Ce n’est pas sans doute l’assemblée provinciale qui a beaucoup contribué à cette transformation ; elle n’en a pas eu le temps, mais elle l’a commencée. La Champagne avait tout perdu en perdant ses anciens états. Les états de Champagne, réunis à Vertus en 1358, pendant la captivité du roi Jean, avaient donné le premier signal du soulèvement contre les Anglais. Deux siècles après, malgré ce grand service, ils n’étaient plus qu’un souvenir, car, dans les cahiers dressés en 1560 pour les états-généraux d’Orléans, la noblesse de Champagne se plaignait qu’on les laissât tomber en désuétude. L’institution des élections et des généralités remonte en effet à cette époque, ainsi que le constate Bodin dans sa République. La Champagne avait sous ses comtes beaucoup plus d’étendue que la généralité de Châlons ; elle comprenait la Brie et arrivait jusqu’aux portes de Paris, les villes de Sens et de Provins lui appartenaient. Or, d’après tous les documens locaux, ces différentes villes avaient eu autrefois beaucoup plus d’habitans qu’à la fin du dernier siècle ; les foires de Champagne étaient, au moyen âge, célèbres dans toute l’Europe.

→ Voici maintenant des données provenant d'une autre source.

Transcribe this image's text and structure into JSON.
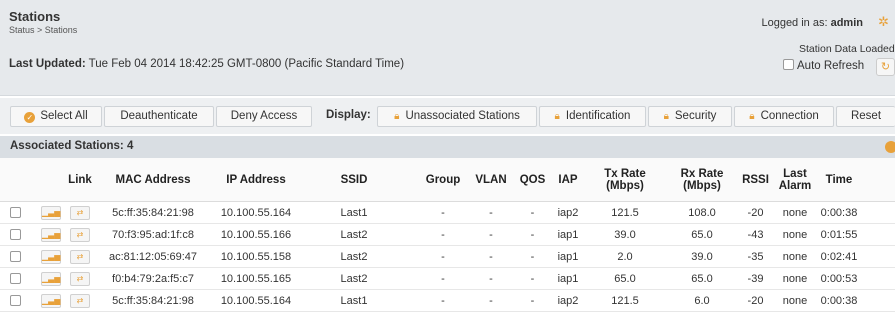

L’assemblée qui allait rendre à cette province ses anciennes franchises se composait de 48 membres ; elle se réunit à Châlons, chef-lieu de la généralité. La Champagne l’accueillit avec joie, sans discuter sur des questions surannées de forme et d’origine. Dès 1779, l’académie de Châlons, entrant dans les vues de Necker, avait proposé un prix dont les fonds étaient faits par le baron de Choiseul, ambassadeur à Turin, pour le meilleur mémoire sur les assemblées provinciales.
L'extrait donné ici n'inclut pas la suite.